The growing secularisation of Scottish society has forced one of the country's leading universities, Stirling University, to scrap its undergraduate honours degree in religious education. As a result of a steady decline in student numbers over the past decade, the religious studies department - which covers a range of faiths including Christianity, Islam and Buddhism - will now be merged with modern languages and culture.


A major new NZ website promoting life-related issues has just been launched. So far there are 1000+ pages of resources and growing at www.life.org.nz


More on how the digital age is reshaping culture. First we had Blogging, a combination of personal diary and backdoor news dissemination. Podcasting (highlighted in the Briefing earlier this week) is the audio equivalent. Now emerging from under the radar is internet TV, but not TV as you've known it. (It's so new that no-one has a name for it yet). Several major ventures have just been launched. This is all happening at such break-neck speed that it's impossible to tell what the end impact will be.


"Kids today are growing up without any understanding of the incremental steps of getting to know each other,” says the author of a new study into young people's sexual behaviour and attitudes. Throughout popular culture, bodies simply collide like runaway railway cars.
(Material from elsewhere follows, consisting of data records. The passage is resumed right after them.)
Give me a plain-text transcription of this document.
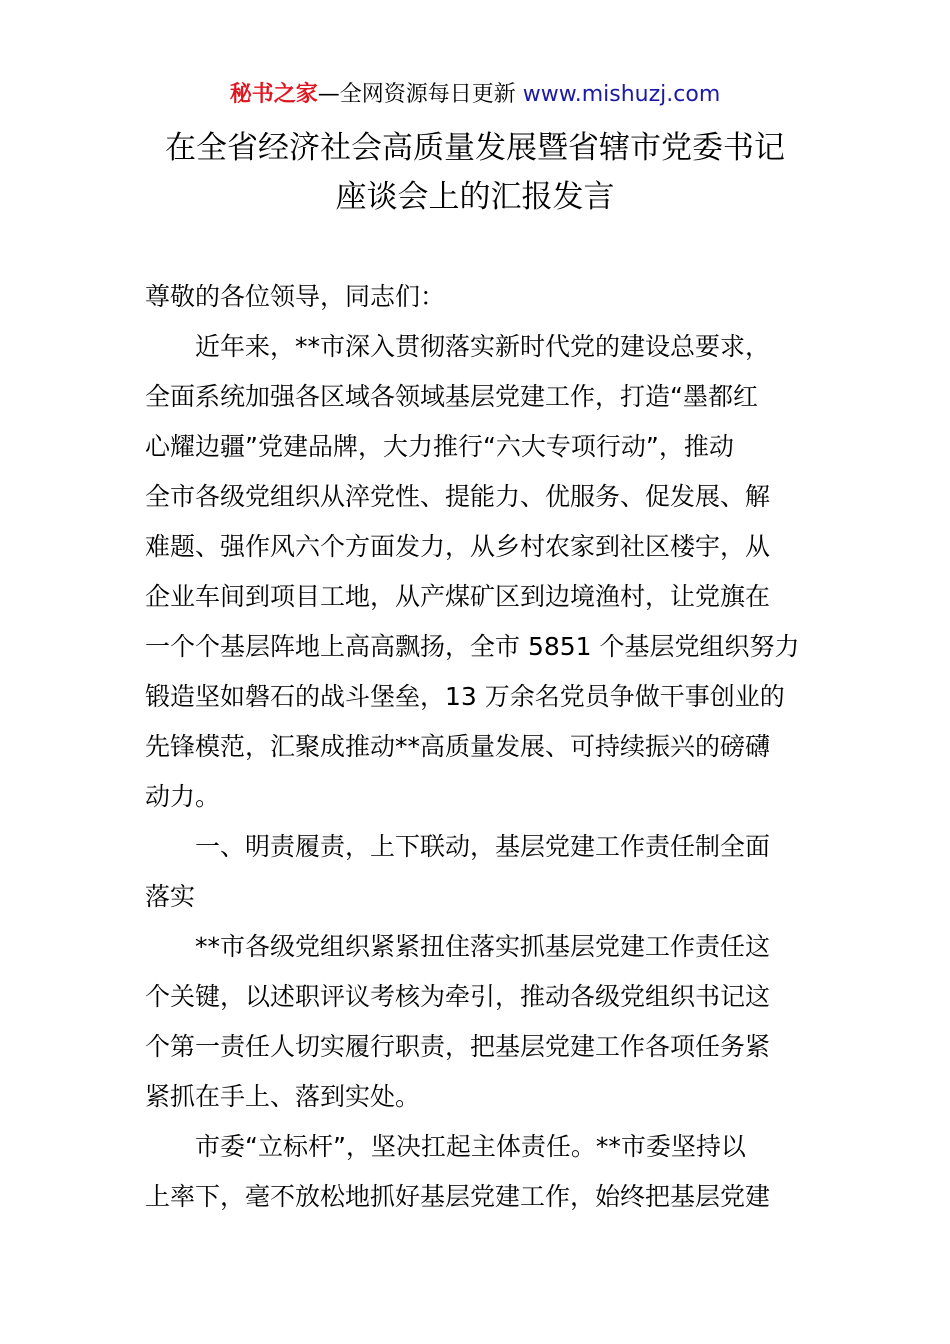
秘书之家—全网资源每日更新 www.mishuzj.com
在全省经济社会高质量发展暨省辖市党委书记
座谈会上的汇报发言
尊敬的各位领导，同志们：
近年来，**市深入贯彻落实新时代党的建设总要求，
全面系统加强各区域各领域基层党建工作，打造“墨都红
心耀边疆”党建品牌，大力推行“六大专项行动”，推动
全市各级党组织从淬党性、提能力、优服务、促发展、解
难题、强作风六个方面发力，从乡村农家到社区楼宇，从
企业车间到项目工地，从产煤矿区到边境渔村，让党旗在
一个个基层阵地上高高飘扬，全市 5851 个基层党组织努力
锻造坚如磐石的战斗堡垒，13 万余名党员争做干事创业的
先锋模范，汇聚成推动**高质量发展、可持续振兴的磅礴
动力。
一、明责履责，上下联动，基层党建工作责任制全面
落实
**市各级党组织紧紧扭住落实抓基层党建工作责任这
个关键，以述职评议考核为牵引，推动各级党组织书记这
个第一责任人切实履行职责，把基层党建工作各项任务紧
紧抓在手上、落到实处。
市委“立标杆”，坚决扛起主体责任。**市委坚持以
上率下，毫不放松地抓好基层党建工作，始终把基层党建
Armstrong Williams explores some of the consequences.


Another study confirms that abstinence education works: A comprehensive look at the Best Friends program found participants are six times less likely to have sex than their peers. The curriculum is designed for elementary, middle and high school girls.


What exactly did Andrea Dworkin (the radical feminist who died earlier this month) actually stand for? She is often credited for campaigning against pornography and violence, but Cathy Young says this masks her complete hatred of men and vitriol against all heterosexual sex.


There are very few excuses for missed assignments that Mike Adams hasn't heard over the years. Here are some of his responses, plus an open letter to his university colleagues. "Dear Colleagues: Have you ever thought that having so many liberal professors causes students to develop a skewed view of the world? Do you ever think about the consequences of teaching students that there are no absolutes and that there is no free will? Do you see any link between these teachings and their refusal to accept your answers as right and theirs as wrong? Do you see any link between these teachings and their refusal to take any responsibility for their actions?"


The postmodern mind does not seem to appreciate how many the ideas and values it holds are contradictory. For example, the Walt Disney company is building a new theme park in Hong Kong, and to placate local religious sensitivities it has engaged feng shui masters to consult on design, and is burning incense ritually as each building is finished. At the same time, Disney finds no difficulty in insulting Christians back home with practices at Disneyland and in the films it makes.


Tail-out: Actually, three for the price of one today, as I didn't include one yesterday! 1) Two women who gave their life savings to an apocalyptic religious group sued the church because it failed to make good on promises that in return for their money the women get land and see Christ face-to-face.

2) Derrinallum, a tiny farming town in Victoria, Aust, has been given permission to create what is believed to be Australia's first vertical cemetery, burying its dead on their feet, without headstones, in environmentally sound body bags.

3) An Indian who became a man to marry a female relative was dumped after the surgery.